Bingo. Will is white.

Our daughter is currently away at college, but our son still has a few years before he follows suit, and I would never put either of my children in a situation where they were among the few black people—or the only black person—in the community. So when we moved to Montclair, it was perfect. The demographics are about 60 percent white, 40 percent black and “other.” There’s a rich mix of everything: same-sex parents, mixed-race couples and kids. The school board makes an effort to balance the racial numbers in the schools, and principals try to do the same in the classrooms. People who live here generally aren’t afraid to talk about race and we try to figure out how to get along. It’s the reason many people move here—it certainly was one of my top two.

We have watched the outbursts of Donald Sterling and Cliven Bundy, so we know that all this talk of living in a “post-racial” society is just that—talk. Race is still very much an issue. And I refuse to live in a place where my family and I would be perceived as an oddity, a pet, or an object of someone’s phobia or animosity.

So, where do we live then? I feel as an American of African descent, this “where to live” question is yet another Black tax or as James Baldwin called it, “the price of the ticket.”

I realize we aren’t the only group who do not have the luxury of living anywhere we please without aforementioned issues—I can only speak of mine.

So for now, as challenging as it is, we’re only looking for another house in Montclair, looking to stay for at least the next five years until our boy finishes high school.

After that, of course, this question will come up again, because we certainly won’t want to pay a bunch of taxes if we’re not using the school system.

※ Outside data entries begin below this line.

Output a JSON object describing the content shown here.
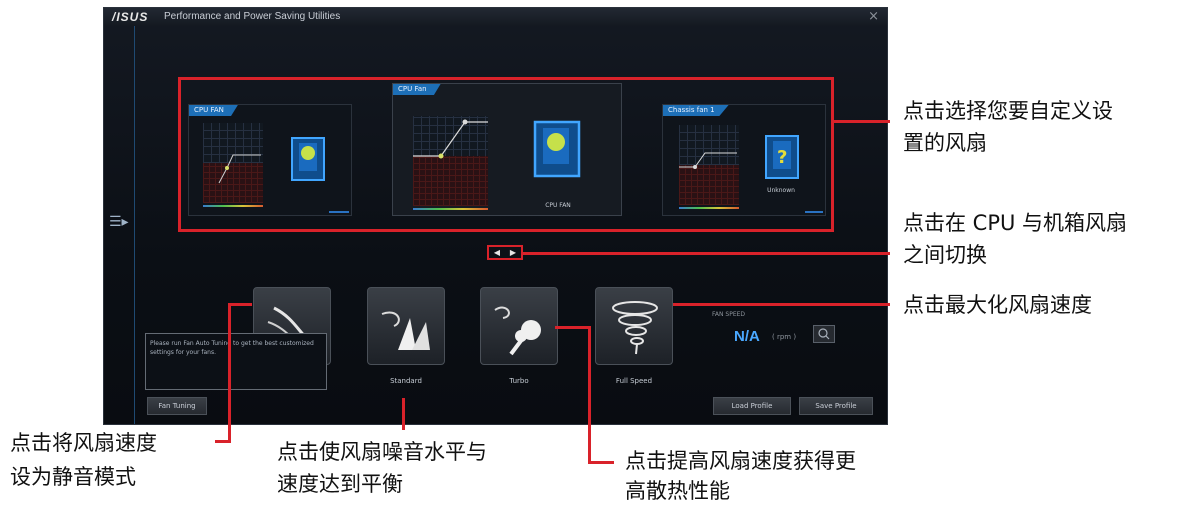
{
  "window": {
    "logo": "/ISUS",
    "title": "Performance and Power Saving Utilities",
    "close": "×"
  },
  "menu_icon_glyph": "☰▸",
  "fans": [
    {
      "name": "CPU Fan",
      "label": "CPU FAN",
      "active": true
    },
    {
      "name": "Chassis fan 1",
      "label": "Unknown",
      "active": false
    },
    {
      "name": "CPU FAN",
      "label": "",
      "active": false
    }
  ],
  "nav": {
    "prev": "◀",
    "next": "▶"
  },
  "modes": [
    {
      "label": "",
      "id": "silent"
    },
    {
      "label": "Standard",
      "id": "standard"
    },
    {
      "label": "Turbo",
      "id": "turbo"
    },
    {
      "label": "Full Speed",
      "id": "full-speed"
    }
  ],
  "tooltip": "Please run Fan Auto Tuning to get the best customized settings for your fans.",
  "buttons": {
    "fan_tuning": "Fan Tuning",
    "load_profile": "Load Profile",
    "save_profile": "Save Profile"
  },
  "fan_speed": {
    "label": "FAN SPEED",
    "value": "N/A",
    "unit": "( rpm )"
  },
  "annotations": {
    "select_fan_1": "点击选择您要自定义设",
    "select_fan_2": "置的风扇",
    "switch_1": "点击在 CPU 与机箱风扇",
    "switch_2": "之间切换",
    "max_speed": "点击最大化风扇速度",
    "silent_1": "点击将风扇速度",
    "silent_2": "设为静音模式",
    "balance_1": "点击使风扇噪音水平与",
    "balance_2": "速度达到平衡",
    "turbo_1": "点击提高风扇速度获得更",
    "turbo_2": "高散热性能"
  },
  "colors": {
    "highlight": "#d9222a",
    "accent_blue": "#1d6fb7",
    "na_blue": "#4aa8ff"
  }
}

My fantasy was always to move back into Manhattan, but that has become more and more of an opium-induced dream because of the stratospheric costs. Of course, things could change: One of my novels could get made into a blockbuster-hit movie and I become rich—Hey, it could happen. But right now, I’m getting older and less optimistic.

I’m thinking about what’s best for my son and making a move that may require another soon after.

The price of the ticket? Price of parenthood? How about all of the above?